2. What’s your favorite part of being a writer?

I love the sharing. I got hooked on writing when my friends sat around a living room discussing how the chapter made them feel and arguing with one another over who did what and why. To share and make an emotional impact, to brighten their day and maybe distract them from other troubles, that’s what makes writing incredible.

3. What aspect of being a writer do you struggle with?

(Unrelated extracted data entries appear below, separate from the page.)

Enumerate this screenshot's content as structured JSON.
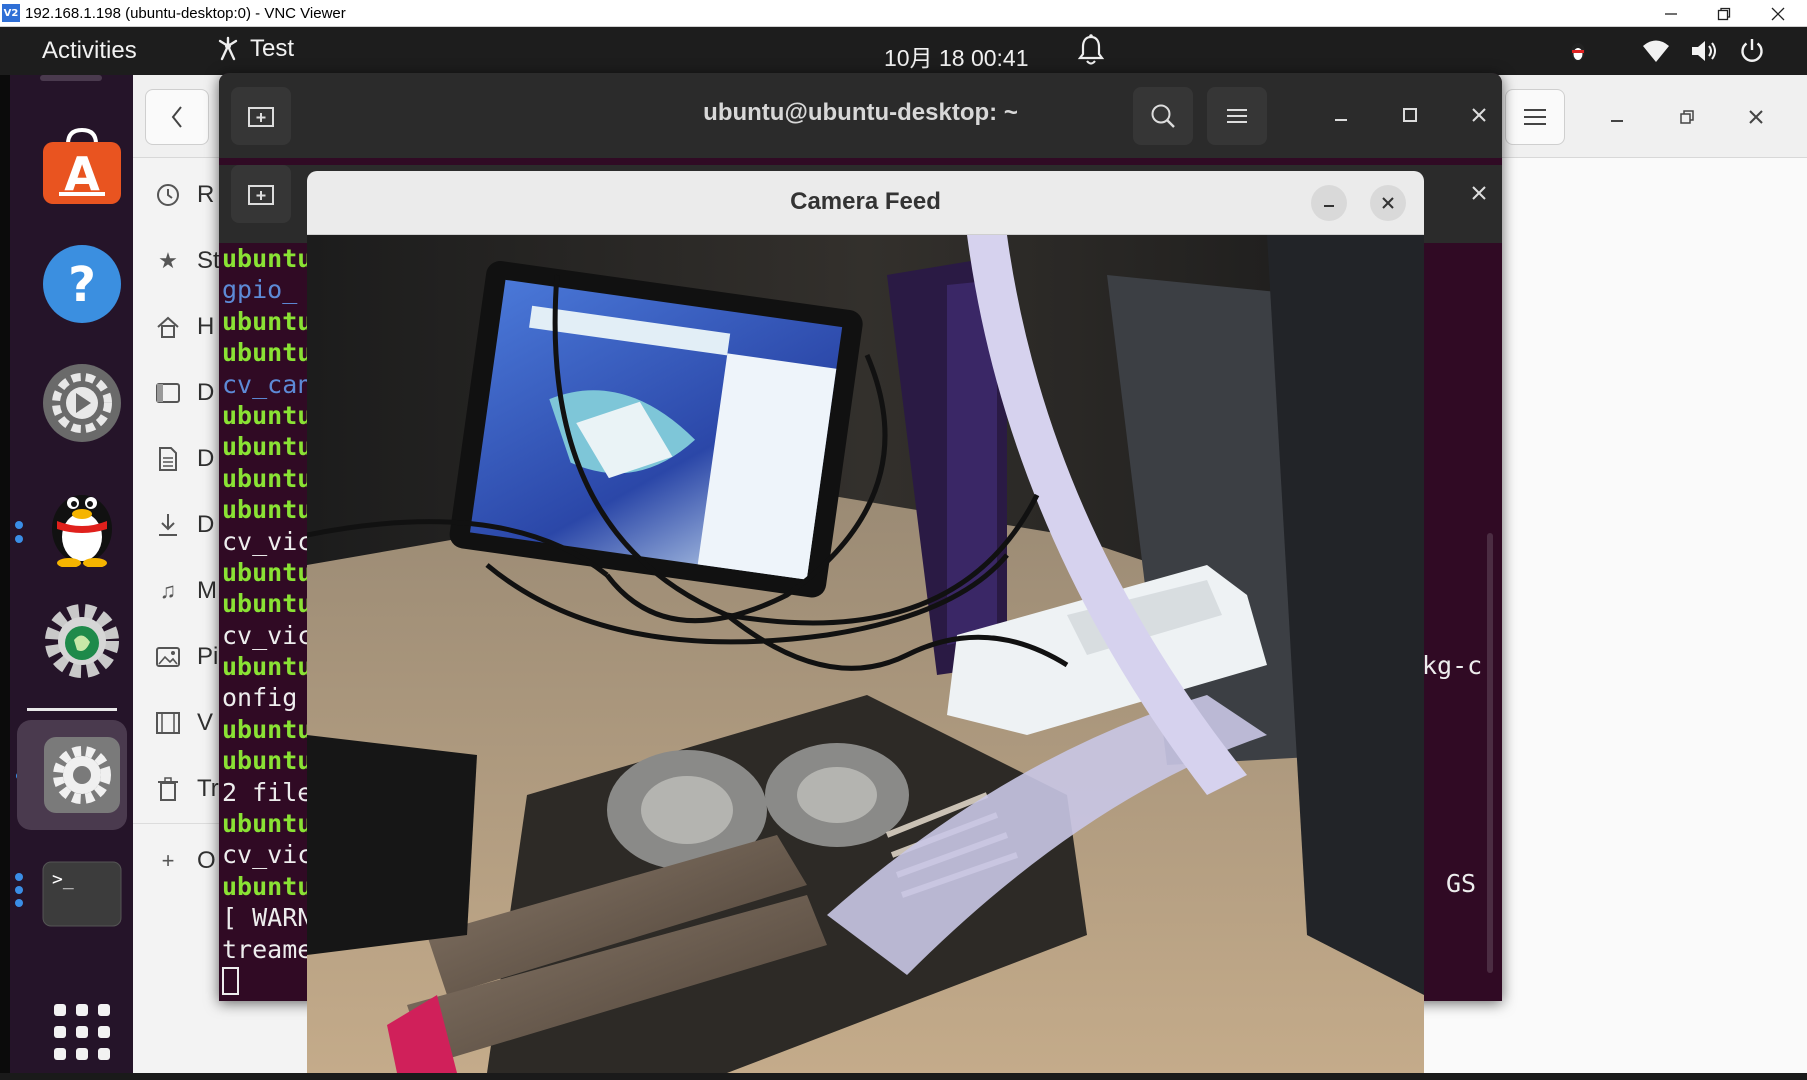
{
  "vnc": {
    "title": "192.168.1.198 (ubuntu-desktop:0) - VNC Viewer",
    "logo": "V2",
    "controls": [
      "minimize-icon",
      "restore-icon",
      "close-icon"
    ]
  },
  "topbar": {
    "activities": "Activities",
    "app_name": "Test",
    "clock": "10月 18  00:41",
    "tray_icons": [
      "notification-bell-icon",
      "app-indicator-icon",
      "wifi-icon",
      "volume-icon",
      "power-icon"
    ]
  },
  "dock": {
    "items": [
      "ubuntu-software-icon",
      "help-icon",
      "settings-app-icon",
      "qq-penguin-icon",
      "gear-app-icon",
      "system-settings-icon",
      "terminal-icon",
      "show-apps-grid-icon"
    ],
    "accent": "#3a8ee6"
  },
  "files": {
    "sidebar": [
      {
        "icon": "recent-icon",
        "label": "R"
      },
      {
        "icon": "star-icon",
        "label": "St"
      },
      {
        "icon": "home-icon",
        "label": "H"
      },
      {
        "icon": "desktop-icon",
        "label": "D"
      },
      {
        "icon": "documents-icon",
        "label": "D"
      },
      {
        "icon": "downloads-icon",
        "label": "D"
      },
      {
        "icon": "music-icon",
        "label": "M"
      },
      {
        "icon": "pictures-icon",
        "label": "Pi"
      },
      {
        "icon": "videos-icon",
        "label": "V"
      },
      {
        "icon": "trash-icon",
        "label": "Tr"
      },
      {
        "icon": "plus-icon",
        "label": "O"
      }
    ]
  },
  "terminal": {
    "title": "ubuntu@ubuntu-desktop: ~",
    "background": "#300a24",
    "lines": [
      {
        "text": "ubuntu",
        "color": "green"
      },
      {
        "text": "gpio_",
        "color": "blue"
      },
      {
        "text": "ubuntu",
        "color": "green"
      },
      {
        "text": "ubuntu",
        "color": "green"
      },
      {
        "text": "cv_can",
        "color": "blue"
      },
      {
        "text": "ubuntu",
        "color": "green"
      },
      {
        "text": "ubuntu",
        "color": "green"
      },
      {
        "text": "ubuntu",
        "color": "green"
      },
      {
        "text": "ubuntu",
        "color": "green"
      },
      {
        "text": "cv_vic",
        "color": "white"
      },
      {
        "text": "ubuntu",
        "color": "green"
      },
      {
        "text": "ubuntu",
        "color": "green"
      },
      {
        "text": "cv_vic",
        "color": "white"
      },
      {
        "text": "ubuntu",
        "color": "green"
      },
      {
        "text": "onfig",
        "color": "white"
      },
      {
        "text": "ubuntu",
        "color": "green"
      },
      {
        "text": "ubuntu",
        "color": "green"
      },
      {
        "text": "2 file",
        "color": "white"
      },
      {
        "text": "ubuntu",
        "color": "green"
      },
      {
        "text": "cv_vic",
        "color": "white"
      },
      {
        "text": "ubuntu",
        "color": "green"
      },
      {
        "text": "[ WARN",
        "color": "white"
      },
      {
        "text": "treame",
        "color": "white"
      }
    ],
    "right_fragment_1": "kg-c",
    "right_fragment_2": "GS"
  },
  "camera": {
    "title": "Camera Feed",
    "minimize_label": "–",
    "close_label": "✕"
  }
}
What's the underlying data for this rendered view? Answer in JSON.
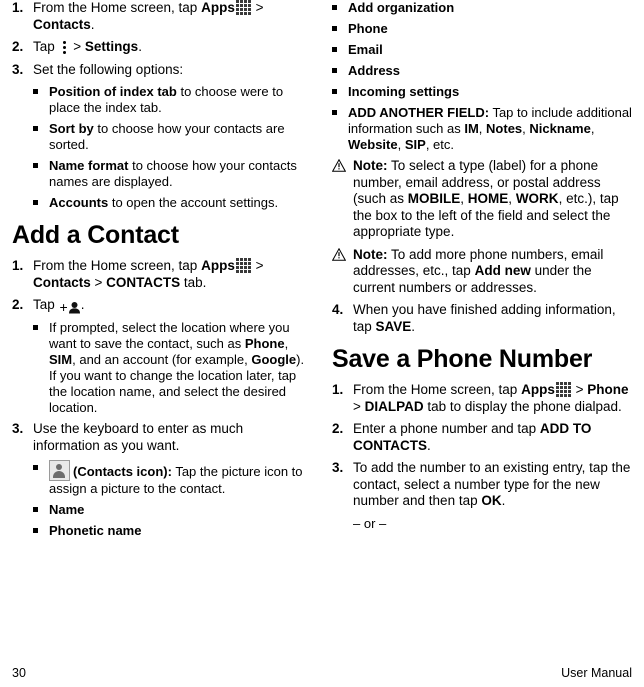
{
  "document": {
    "footer": {
      "page_number": "30",
      "manual_label": "User Manual"
    }
  },
  "left_column": {
    "steps": [
      {
        "num": "1.",
        "text_before": "From the Home screen, tap ",
        "bold_1": "Apps",
        "icon": "apps-grid-icon",
        "sep": " > ",
        "bold_2": "Contacts",
        "text_after": "."
      },
      {
        "num": "2.",
        "text_before": "Tap ",
        "icon": "kebab-menu-icon",
        "sep": " > ",
        "bold_1": "Settings",
        "text_after": "."
      },
      {
        "num": "3.",
        "text_before": "Set the following options:"
      }
    ],
    "option_bullets": [
      {
        "bold": "Position of index tab",
        "rest": " to choose were to place the index tab."
      },
      {
        "bold": "Sort by",
        "rest": " to choose how your contacts are sorted."
      },
      {
        "bold": "Name format",
        "rest": " to choose how your contacts names are displayed."
      },
      {
        "bold": "Accounts",
        "rest": " to open the account settings."
      }
    ],
    "heading": "Add a Contact",
    "add_steps": [
      {
        "num": "1.",
        "text_before": "From the Home screen, tap ",
        "bold_1": "Apps",
        "icon": "apps-grid-icon",
        "mid": " > ",
        "bold_2": "Contacts",
        "mid2": " > ",
        "bold_3": "CONTACTS",
        "text_after": " tab."
      },
      {
        "num": "2.",
        "text_before": "Tap ",
        "icon": "add-contact-icon",
        "text_after": "."
      }
    ],
    "prompt_bullet": "If prompted, select the location where you want to save the contact, such as ",
    "prompt_bold_1": "Phone",
    "prompt_mid_1": ", ",
    "prompt_bold_2": "SIM",
    "prompt_mid_2": ", and an account (for example, ",
    "prompt_bold_3": "Google",
    "prompt_rest": "). If you want to change the location later, tap the location name, and select the desired location.",
    "step3": {
      "num": "3.",
      "text": "Use the keyboard to enter as much information as you want."
    },
    "field_bullets": [
      {
        "icon": "contacts-picture-icon",
        "bold": "(Contacts icon):",
        "rest": " Tap the picture icon to assign a picture to the contact."
      },
      {
        "bold": "Name",
        "rest": ""
      },
      {
        "bold": "Phonetic name",
        "rest": ""
      }
    ]
  },
  "right_column": {
    "field_bullets": [
      {
        "bold": "Add organization",
        "rest": ""
      },
      {
        "bold": "Phone",
        "rest": ""
      },
      {
        "bold": "Email",
        "rest": ""
      },
      {
        "bold": "Address",
        "rest": ""
      },
      {
        "bold": "Incoming settings",
        "rest": ""
      }
    ],
    "add_field_bullet": {
      "bold": "ADD ANOTHER FIELD:",
      "rest_1": " Tap to include additional information such as ",
      "b1": "IM",
      "s1": ", ",
      "b2": "Notes",
      "s2": ", ",
      "b3": "Nickname",
      "s3": ", ",
      "b4": "Website",
      "s4": ", ",
      "b5": "SIP",
      "rest_2": ", etc."
    },
    "note_1": {
      "icon": "warning-triangle-icon",
      "bold": "Note:",
      "t1": " To select a type (label) for a phone number, email address, or postal address (such as ",
      "b1": "MOBILE",
      "s1": ", ",
      "b2": "HOME",
      "s2": ", ",
      "b3": "WORK",
      "t2": ", etc.), tap the box to the left of the field and select the appropriate type."
    },
    "note_2": {
      "icon": "warning-triangle-icon",
      "bold": "Note:",
      "t1": " To add more phone numbers, email addresses, etc., tap ",
      "b1": "Add new",
      "t2": " under the current numbers or addresses."
    },
    "step4": {
      "num": "4.",
      "t1": "When you have finished adding information, tap ",
      "b1": "SAVE",
      "t2": "."
    },
    "heading": "Save a Phone Number",
    "save_steps": [
      {
        "num": "1.",
        "t1": "From the Home screen, tap ",
        "b1": "Apps",
        "icon": "apps-grid-icon",
        "s1": " > ",
        "b2": "Phone",
        "s2": " > ",
        "b3": "DIALPAD",
        "t2": " tab to display the phone dialpad."
      },
      {
        "num": "2.",
        "t1": "Enter a phone number and tap ",
        "b1": "ADD TO CONTACTS",
        "t2": "."
      },
      {
        "num": "3.",
        "t1": "To add the number to an existing entry, tap the contact, select a number type for the new number and then tap ",
        "b1": "OK",
        "t2": "."
      }
    ],
    "or_line": "– or –"
  }
}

Ugly truth. I find my characters in bad situations where ugly realities have become necessary on the page. I’m often uncomfortable with writing the horrors that humans inflict upon one another, but I believe it’s a writer’s duty to his/her readers to tell the story with truth – though perhaps not always in every gruesome detail. A writer should never cheat their readers by changing what happens to make the story’s reality a bit more Disney.  Joel Rosenberg taught me that as a reader with his Guardians of the Flame series. Unscrupulous, selfish people did horrid things to characters I loved. I hated it. I threw his books away only to buy them again years later to learn how Joel had invoked an emotional response that lingered years later. He’d shown me what truly would’ve happened in that horrid situation. Joel’s adherence to the story’s reality, the truth of humanity without a candy coating had opened my eyes to the importance of not cheating my reader with easy lies. I imagine there are readers who get turned off by some of those ugly truths just as there are readers who’re driven away by a writer lying about war reality or humanity’s darkness. It’s oh so very hard to face that at the keyboard some days, but I’ll dutifully give my readers believable stories grounded in truth before I tell them that bad people only want to treat them to a spa day.

4. Who are some of your favorite writers, and how have they influenced your work?

There are so many. Every book I’ve ever read has shaped and inspired my writing. Roger Zelazny showed me how big a world could be with his Amber Series. Jim Butcher’s Codex Alera books expanded my horizons where it came to my thinking about magic. Brandon Sanderson taught me by book and by online lessons how to ground magic systems in logic that keeps them balanced and believable. Terry Pratchett taught me not to take myself too seriously. Ann Crispin abused me horribly in order to forge me into someone who could become a writer people wanted to read. Mercedes Lackey and Andre Norton showed me that cultural politics offered intrigue as good or better and slogging through war zones and later Mercedes and Larry Dixon kept me from giving up writing. Every pro I’ve ever interacted with has been so generous with their wisdom, beacons of hope to guide me toward ultimately getting published.

5. What would you like to see more of in sci-fi and fantasy fiction?

My name on their cover pages? Diversity. More diverse points of view or organizational structures. SF/F writers expand thinking with their stories. They open minds to new ideas. We need a fresh infusion of open mindedness in society and writers can present those ideas in ways that don’t automatically get our collective hackles raised. At the same time, new ideas must be integral to the story and painted with all the heavy-handedness of a butterfly’s kiss. It’s not our job to tell readers WHAT to think. It’s our job to help teach them HOW to think for themselves then offer them new perspectives that open their eyes/minds to possibilities they might not otherwise have considered.

6. Conversely, what would you like to see less of in sci-fi and fantasy fiction?

Same old, same old. Where magic and the vastness of space are involved, there’s no reason to fall into the Hollywood reboot trap. I know they say there are only five original stories retold in different ways, but each writer tells it in a new voice. I’d like to see new, mind blowing ideas that open my eyes to things I’ve never considered and landscapes I’ve never imagined. I want writers to leave me wondering, “Why didn’t I come up with that?”